As the Innovation Champion at the Cambrian Teaching and Learning Innovation Hub, I have been tasked with exploring the use of Nearpod for teaching across the Cambrian Community. Quite a few educators love using it, simply because it promotes student engagement and opens some pretty neat opportunities.
In preparation for supporting faculty who are using Nearpod I reached out to find out how accessible it is. They emailed me a quite detailed Voluntary Product Accessibility Template, which I am unsure if I can post so I won’t. Basically, it is pretty good but it isn’t perfect for accessibility purposes. As with any technology, many of the features need an individualised assessment based on your students’ needs. Most of the accessibility criteria outlined in the document are supported. However, some of the accessibility features vary based on the device a student is using and/or the tool inside Nearpod. The best advice is to check to make sure that whatever you are using meets the needs of the student, so work with your students and institution to assess it’s effectiveness. As illustrated in the video below, Nearpod can help to enhance the accessibility of the learning experience.
Nearpod indicated to me that there is no set of guidelines for them to use to claim “100% ADOA compliance.” Many aspects of Nearpod are accessible, but again an individualised assessment of your learners is needed. Some key points include that:
- The slides created inside the new editor will work with screen readers.
- Screen readers can also read all assessment activities and buttons.
- Captions on embedded videos can be toggled on or off by the student.
- Embedded content is accessible if it was created in an accessible way (videos, PDFs, websites).
- Audio files can be added to slides.
- Screen magnifiers work with Nearpod.
- If the device being used by the student has voice to text capabilities it will work.
- Colour schemes for assessment activities include contrasting colours, which helps students with visual impairments see the slides.
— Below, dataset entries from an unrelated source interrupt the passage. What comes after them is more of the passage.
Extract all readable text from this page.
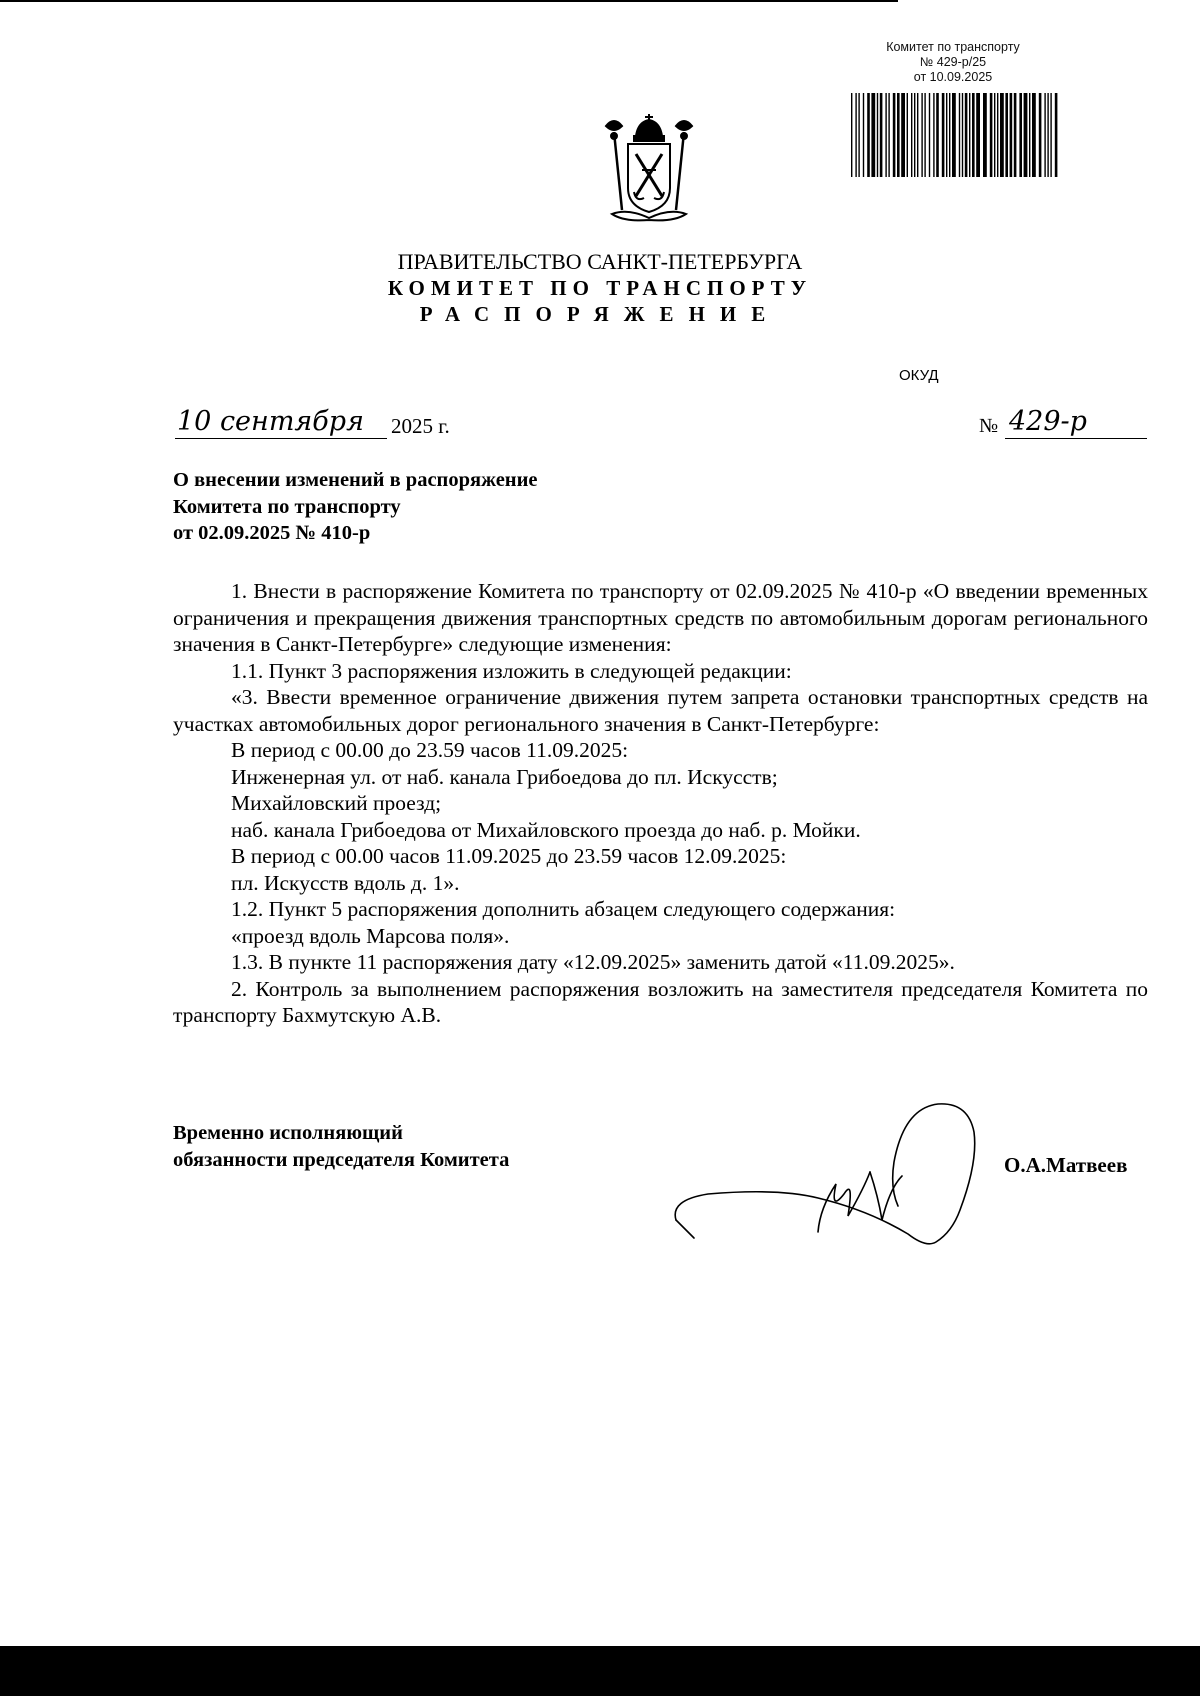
Комитет по транспорту
№ 429-р/25
от 10.09.2025
ПРАВИТЕЛЬСТВО САНКТ-ПЕТЕРБУРГА
КОМИТЕТ ПО ТРАНСПОРТУ
РАСПОРЯЖЕНИЕ
ОКУД
10 сентября	2025 г.	№ 429-р
О внесении изменений в распоряжение
Комитета по транспорту
от 02.09.2025 № 410-р

1. Внести в распоряжение Комитета по транспорту от 02.09.2025 № 410-р «О введении временных ограничения и прекращения движения транспортных средств по автомобильным дорогам регионального значения в Санкт-Петербурге» следующие изменения:

1.1. Пункт 3 распоряжения изложить в следующей редакции:

«3. Ввести временное ограничение движения путем запрета остановки транспортных средств на участках автомобильных дорог регионального значения в Санкт-Петербурге:

В период с 00.00 до 23.59 часов 11.09.2025:

Инженерная ул. от наб. канала Грибоедова до пл. Искусств;

Михайловский проезд;

наб. канала Грибоедова от Михайловского проезда до наб. р. Мойки.

В период с 00.00 часов 11.09.2025 до 23.59 часов 12.09.2025:

пл. Искусств вдоль д. 1».

1.2. Пункт 5 распоряжения дополнить абзацем следующего содержания:

«проезд вдоль Марсова поля».

1.3. В пункте 11 распоряжения дату «12.09.2025» заменить датой «11.09.2025».

2. Контроль за выполнением распоряжения возложить на заместителя председателя Комитета по транспорту Бахмутскую А.В.

Временно исполняющий
обязанности председателя Комитета	О.А.Матвеев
After the Showcase event in the Hub, several instructors signed up to give it a try and we started a community of practice for exploring the use of Nearpod in our teaching. Melanie blogged about her experience. Below are a few of the slides we played with that we thought were particularly neat. If you are interested in more professional development opportunities at Cambrian around Nearpod please reach out to Amy so she can schedule something.
Nearpod also has some training that may be worth checking out if you are interested. In the coming weeks, I will be exploring some advanced training from Nearpod and answering the following questions:
- Is there a way to allow students to see everyone’s response in the asynchronous model?
- How reliable is it?
- In the quiz function–can you insert an explanation for correct and incorrect answers?
- How can I insert a graphic or hot spot in a quiz question?